There are a couple major components in tear gas. Charcoal is used as an ignitor when combined with potassium nitrate allowing the can to combust. This is because potassium nitrate gives off great quantities of oxygen when it burns, feeding the fire, while charcoal will begin to smolder when the pin is pulled. Silicon is also added so that when the exothermic reaction of potassium nitrate occurs causing super hot glass droplet to forms, igniting the other compounds. The sucrose in the can acts as a fuel source for the fire at a relatively low temperature, vaporizing the O-Chlorobenzalmalononitrile, a lachrymator, irritating the eyes or the nose. Potassium chlorate is an oxidizer creating some of the smoke, while magnesium carbonate is used to to keep the solution slightly neutral. This is all dispersed in nitrocellulose, a sticky binding, to create a homogenous mixture.

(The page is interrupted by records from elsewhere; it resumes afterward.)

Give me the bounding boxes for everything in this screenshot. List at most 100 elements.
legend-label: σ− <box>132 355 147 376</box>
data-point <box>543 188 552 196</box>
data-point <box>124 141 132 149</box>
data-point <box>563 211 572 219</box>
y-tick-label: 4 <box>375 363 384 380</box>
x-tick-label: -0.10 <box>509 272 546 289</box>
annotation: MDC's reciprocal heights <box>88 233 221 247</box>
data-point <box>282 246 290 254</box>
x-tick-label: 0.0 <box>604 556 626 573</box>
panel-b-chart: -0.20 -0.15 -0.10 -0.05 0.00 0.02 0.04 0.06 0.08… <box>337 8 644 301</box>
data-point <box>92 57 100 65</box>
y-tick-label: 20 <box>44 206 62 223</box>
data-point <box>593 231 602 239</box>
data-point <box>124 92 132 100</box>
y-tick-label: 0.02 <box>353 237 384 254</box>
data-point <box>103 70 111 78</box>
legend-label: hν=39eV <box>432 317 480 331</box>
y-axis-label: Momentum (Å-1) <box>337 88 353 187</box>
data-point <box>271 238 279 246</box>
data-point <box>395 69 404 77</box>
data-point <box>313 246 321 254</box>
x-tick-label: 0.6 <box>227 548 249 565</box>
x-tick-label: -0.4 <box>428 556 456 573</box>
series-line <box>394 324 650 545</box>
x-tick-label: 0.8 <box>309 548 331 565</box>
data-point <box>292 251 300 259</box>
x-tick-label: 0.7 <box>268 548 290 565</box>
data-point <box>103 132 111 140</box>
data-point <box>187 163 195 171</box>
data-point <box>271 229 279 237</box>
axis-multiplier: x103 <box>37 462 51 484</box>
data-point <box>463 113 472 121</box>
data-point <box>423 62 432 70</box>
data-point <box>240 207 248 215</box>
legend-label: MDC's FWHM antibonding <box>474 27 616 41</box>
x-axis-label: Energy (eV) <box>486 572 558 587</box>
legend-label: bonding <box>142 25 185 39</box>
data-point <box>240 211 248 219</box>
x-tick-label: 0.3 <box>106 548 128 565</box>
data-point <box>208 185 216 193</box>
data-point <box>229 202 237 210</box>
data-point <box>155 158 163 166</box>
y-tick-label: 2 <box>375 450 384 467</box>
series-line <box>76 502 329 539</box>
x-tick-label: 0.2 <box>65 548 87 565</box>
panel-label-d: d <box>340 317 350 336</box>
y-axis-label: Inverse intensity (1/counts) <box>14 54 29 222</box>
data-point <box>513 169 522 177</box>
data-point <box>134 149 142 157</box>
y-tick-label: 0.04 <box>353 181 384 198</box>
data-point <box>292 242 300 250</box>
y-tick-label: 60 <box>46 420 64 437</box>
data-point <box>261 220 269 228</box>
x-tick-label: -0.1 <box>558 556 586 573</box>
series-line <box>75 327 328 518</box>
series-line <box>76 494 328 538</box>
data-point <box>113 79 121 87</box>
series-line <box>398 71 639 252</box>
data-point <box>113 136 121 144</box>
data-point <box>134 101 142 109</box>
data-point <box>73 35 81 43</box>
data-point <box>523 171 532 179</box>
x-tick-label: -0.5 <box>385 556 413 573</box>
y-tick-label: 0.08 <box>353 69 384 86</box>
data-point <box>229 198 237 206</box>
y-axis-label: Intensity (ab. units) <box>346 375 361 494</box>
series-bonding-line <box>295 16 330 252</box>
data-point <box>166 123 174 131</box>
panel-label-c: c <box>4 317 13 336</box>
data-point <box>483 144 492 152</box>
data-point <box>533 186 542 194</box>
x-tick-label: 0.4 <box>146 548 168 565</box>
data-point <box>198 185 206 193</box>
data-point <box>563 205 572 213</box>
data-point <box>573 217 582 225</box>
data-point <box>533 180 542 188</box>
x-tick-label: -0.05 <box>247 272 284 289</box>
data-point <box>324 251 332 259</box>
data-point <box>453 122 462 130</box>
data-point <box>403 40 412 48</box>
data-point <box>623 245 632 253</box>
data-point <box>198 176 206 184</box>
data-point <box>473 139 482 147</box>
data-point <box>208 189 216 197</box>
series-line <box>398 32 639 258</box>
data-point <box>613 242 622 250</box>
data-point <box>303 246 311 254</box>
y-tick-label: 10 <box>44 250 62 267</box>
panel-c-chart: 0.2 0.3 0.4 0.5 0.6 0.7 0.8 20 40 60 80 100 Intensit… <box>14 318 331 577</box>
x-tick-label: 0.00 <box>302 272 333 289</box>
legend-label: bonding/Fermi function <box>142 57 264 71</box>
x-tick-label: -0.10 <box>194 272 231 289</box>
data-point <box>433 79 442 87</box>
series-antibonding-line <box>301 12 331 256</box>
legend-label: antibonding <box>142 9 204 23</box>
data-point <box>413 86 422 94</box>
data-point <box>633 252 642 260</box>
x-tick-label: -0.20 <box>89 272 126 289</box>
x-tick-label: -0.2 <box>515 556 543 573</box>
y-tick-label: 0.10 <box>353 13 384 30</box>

Although technically banned under the UN Convention on Chemical weapons, tear gas is not nearly as lethal as other compounds such as Ricin or Sarin gas. In fact it has to be 25 grams per cubic meter for it be lethal when only concentrations 4 grams per cubic meter are used to disperse crowds. However it is still worrying to note that chemical weapons are not just abstract concepts, created in sinister labs in shady countries, but actually used today, even here in the US.